TATAR: BM VE AB KIBRIS TÜRKÜNÜN MAĞDURİYETİNİ GİDERMELİDİR
GÜNDEMUlusal Birlik Partisi (UBP) Lefkoşa Milletvekili ve genel Başkan adayı Ersin Tatar, Kıbrıs konusunun bir sonuca bağlanmamasının mağdurunun Kıbrıs Türk halkı olduğunu belirterek, Birleşmiş Milletler (BM) ve AB’nin Kıbrıs Türk halkının mağduriyetini gidermesi gerektiğini ifade etti.

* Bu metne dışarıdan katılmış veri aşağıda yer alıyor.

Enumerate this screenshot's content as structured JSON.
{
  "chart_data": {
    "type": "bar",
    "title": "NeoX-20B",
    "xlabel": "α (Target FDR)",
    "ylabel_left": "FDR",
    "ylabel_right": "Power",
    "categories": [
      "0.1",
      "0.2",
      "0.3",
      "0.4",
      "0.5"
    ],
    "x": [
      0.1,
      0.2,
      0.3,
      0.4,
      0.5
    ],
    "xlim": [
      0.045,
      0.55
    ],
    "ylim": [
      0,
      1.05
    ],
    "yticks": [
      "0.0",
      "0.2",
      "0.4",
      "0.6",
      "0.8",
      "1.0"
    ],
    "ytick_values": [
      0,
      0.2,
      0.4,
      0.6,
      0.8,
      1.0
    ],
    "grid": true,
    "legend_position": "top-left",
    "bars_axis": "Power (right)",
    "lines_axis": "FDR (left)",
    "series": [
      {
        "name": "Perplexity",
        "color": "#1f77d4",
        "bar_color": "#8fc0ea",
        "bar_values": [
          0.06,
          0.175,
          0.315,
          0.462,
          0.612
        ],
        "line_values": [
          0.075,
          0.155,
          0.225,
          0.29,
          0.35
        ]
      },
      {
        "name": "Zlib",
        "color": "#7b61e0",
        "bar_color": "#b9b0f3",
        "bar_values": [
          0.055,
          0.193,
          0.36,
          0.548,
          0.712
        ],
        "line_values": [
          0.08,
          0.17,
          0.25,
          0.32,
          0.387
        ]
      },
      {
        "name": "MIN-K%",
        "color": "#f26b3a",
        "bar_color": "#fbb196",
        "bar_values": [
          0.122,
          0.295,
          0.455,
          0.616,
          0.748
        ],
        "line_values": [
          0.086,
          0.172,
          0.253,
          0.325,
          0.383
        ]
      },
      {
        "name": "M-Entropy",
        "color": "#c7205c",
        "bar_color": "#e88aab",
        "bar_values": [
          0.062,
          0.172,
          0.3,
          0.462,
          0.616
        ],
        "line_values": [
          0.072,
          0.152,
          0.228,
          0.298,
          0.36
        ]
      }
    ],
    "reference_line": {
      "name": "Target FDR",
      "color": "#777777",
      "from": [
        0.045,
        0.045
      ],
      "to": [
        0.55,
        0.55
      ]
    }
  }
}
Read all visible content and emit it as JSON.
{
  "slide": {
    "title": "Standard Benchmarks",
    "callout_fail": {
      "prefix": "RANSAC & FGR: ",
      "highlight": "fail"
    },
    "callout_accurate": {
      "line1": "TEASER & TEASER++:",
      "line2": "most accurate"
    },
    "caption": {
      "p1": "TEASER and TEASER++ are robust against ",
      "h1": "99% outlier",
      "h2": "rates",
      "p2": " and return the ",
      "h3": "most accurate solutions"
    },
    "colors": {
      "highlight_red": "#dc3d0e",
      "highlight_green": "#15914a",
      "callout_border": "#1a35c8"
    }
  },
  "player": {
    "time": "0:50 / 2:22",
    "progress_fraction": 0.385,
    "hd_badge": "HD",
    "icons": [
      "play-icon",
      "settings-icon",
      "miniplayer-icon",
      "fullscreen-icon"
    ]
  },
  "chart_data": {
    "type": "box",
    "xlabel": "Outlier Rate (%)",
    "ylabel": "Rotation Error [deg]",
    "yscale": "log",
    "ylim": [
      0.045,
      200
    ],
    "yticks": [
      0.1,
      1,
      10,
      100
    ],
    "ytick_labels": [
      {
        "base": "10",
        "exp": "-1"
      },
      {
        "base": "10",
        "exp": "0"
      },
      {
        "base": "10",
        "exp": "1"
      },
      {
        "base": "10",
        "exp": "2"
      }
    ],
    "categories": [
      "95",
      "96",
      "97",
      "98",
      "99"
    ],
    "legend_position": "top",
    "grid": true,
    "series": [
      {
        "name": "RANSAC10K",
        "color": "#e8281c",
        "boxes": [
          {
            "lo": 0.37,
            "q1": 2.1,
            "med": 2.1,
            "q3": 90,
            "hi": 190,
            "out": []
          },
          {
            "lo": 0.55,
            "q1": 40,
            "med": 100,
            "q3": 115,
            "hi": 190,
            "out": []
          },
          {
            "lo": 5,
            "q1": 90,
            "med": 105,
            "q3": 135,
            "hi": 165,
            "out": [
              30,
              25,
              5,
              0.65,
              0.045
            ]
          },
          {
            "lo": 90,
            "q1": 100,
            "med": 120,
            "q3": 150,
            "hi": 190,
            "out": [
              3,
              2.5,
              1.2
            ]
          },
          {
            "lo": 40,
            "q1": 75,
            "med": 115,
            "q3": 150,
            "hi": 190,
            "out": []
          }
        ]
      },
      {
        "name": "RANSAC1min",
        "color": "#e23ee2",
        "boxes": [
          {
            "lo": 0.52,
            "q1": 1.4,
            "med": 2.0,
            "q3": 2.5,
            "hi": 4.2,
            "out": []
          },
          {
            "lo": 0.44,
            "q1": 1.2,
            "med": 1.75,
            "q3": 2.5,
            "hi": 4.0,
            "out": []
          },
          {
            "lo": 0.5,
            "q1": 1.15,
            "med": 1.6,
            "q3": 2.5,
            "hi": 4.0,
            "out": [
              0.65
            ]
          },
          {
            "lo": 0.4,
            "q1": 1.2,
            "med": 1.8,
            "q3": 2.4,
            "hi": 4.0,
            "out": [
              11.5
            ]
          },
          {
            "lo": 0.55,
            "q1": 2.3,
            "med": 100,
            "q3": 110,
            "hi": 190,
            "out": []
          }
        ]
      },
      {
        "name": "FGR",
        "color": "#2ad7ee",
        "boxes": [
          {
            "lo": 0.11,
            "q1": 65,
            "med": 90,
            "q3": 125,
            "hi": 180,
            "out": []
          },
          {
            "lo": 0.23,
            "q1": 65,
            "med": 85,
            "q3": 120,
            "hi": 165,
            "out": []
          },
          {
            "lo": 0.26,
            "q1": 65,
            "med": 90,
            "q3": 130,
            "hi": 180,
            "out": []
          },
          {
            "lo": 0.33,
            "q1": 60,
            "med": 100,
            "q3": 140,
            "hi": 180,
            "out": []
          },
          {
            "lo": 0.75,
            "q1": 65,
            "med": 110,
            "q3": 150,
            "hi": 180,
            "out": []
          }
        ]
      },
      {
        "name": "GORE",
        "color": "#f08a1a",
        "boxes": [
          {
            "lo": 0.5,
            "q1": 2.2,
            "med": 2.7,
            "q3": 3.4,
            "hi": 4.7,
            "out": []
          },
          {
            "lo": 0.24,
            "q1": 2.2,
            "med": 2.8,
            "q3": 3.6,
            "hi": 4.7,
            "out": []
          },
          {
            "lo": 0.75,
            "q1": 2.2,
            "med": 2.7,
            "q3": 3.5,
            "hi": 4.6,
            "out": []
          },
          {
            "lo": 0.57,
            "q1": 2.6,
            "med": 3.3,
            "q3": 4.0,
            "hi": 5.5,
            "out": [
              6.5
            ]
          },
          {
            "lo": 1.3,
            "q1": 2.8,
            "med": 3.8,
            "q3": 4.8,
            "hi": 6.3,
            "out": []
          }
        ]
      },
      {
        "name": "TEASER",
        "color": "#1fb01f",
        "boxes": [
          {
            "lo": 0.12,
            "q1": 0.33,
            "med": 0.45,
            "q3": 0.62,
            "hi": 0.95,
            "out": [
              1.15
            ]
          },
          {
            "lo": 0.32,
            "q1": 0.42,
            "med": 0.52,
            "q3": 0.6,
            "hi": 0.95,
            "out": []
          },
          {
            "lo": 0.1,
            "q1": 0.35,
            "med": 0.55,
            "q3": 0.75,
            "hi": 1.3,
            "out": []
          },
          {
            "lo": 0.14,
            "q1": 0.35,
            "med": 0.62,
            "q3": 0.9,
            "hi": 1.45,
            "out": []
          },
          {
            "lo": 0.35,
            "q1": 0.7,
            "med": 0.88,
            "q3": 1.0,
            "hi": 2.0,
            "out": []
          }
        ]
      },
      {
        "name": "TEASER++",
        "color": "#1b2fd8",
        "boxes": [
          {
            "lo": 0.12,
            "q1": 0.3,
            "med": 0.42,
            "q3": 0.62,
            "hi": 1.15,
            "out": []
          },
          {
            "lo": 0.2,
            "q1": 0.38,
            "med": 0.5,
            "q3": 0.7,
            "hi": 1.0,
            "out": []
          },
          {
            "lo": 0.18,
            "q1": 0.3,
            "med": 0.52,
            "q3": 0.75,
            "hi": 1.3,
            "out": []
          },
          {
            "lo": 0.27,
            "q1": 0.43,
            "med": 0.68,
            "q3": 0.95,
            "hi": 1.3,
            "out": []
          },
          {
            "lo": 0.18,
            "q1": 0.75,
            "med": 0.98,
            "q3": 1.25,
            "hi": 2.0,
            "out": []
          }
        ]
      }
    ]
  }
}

Tatar, yaptığı yazılı açıklamada, Rum tarafının, ucu kapalı, kısa zamanda sonuca ulaşmayı amaçlayan yeni bir sürece girmeyeceğini ortaya koyduğunu belirterek, Rum tarafının doğal gaz arama işlemleri için Türk tarafınca yapılan ortaklık teklifine yanaşmadığı gibi yeni oldu bittiler yaratmak istediğini kaydetti.
Rumların Enosis amaçlı 1963’ü saldırılarının üzerinden 55, 1968 yılında Beyrut’ta görüşmelerin başlamasının üzerinden 50, federasyon kurulması için 1977’de imzalanan Denktaş-Makarios çerçeve anlaşmasının üzerinden 41, Annan Planı’nın referandumda Rumlar tarafından reddinin üzerinden 14, Cumhurbaşkanı Akıncı ile Rum lider arasındaki görüşmelerin başlamasının üzerinden 3 buçuk yıl geçtiğini belirten Tatar, “ Bu 55 yıllık sürede Türk tarafı pek çok kez anlaşma için gereken anlayışı ortaya koymuş ama Rum-Yunan ikilisi bir şekilde anlaşmadan kaçmıştır” dedi.
Tatar, “6 ay-bir yıl içinde Kıbrıs konusunun çözülebileceğini ilan eden Akıncı’nın da yanıldığını, Cumhurbaşkanı Akıncı’nın Rum uzlaşmazlığı yüzünden hayal kırıklığı ile baş başa kaldığını” ifade etti.
Tatar açıklamasını şöyle sürdürdü:
“Avrupa Birliği ile Birleşmiş Milletler’in, hal böyleyken, Kıbrıs Türk halkını mağdur etmeleri ve hala Rum tarafına karşı bir tedbir alamamaları, savunduklarını iddia ettikleri insan hakları ve çağdaş değerlere aykırıdır.
Birleşmiş Milletler yakında Güvenlik Konseyi’ne sunacağı Kıbrıs raporunda Rum uzlaşmazlığını mutlaka dile getirmeli ve Kıbrıs Türk halkını mağduriyetten kurtarma zamanının geldiğini cesaretle ortaya koymalıdır.
Türk tarafı olarak biz de, Rum oyunlarına, uzlaşmazlığına daha fazla izin vermemeli, mağduriyetlerimizin giderilmesi için uluslararası toplumdan istediklerimizi bir bütünlük içinde ortaya koymalıyız.”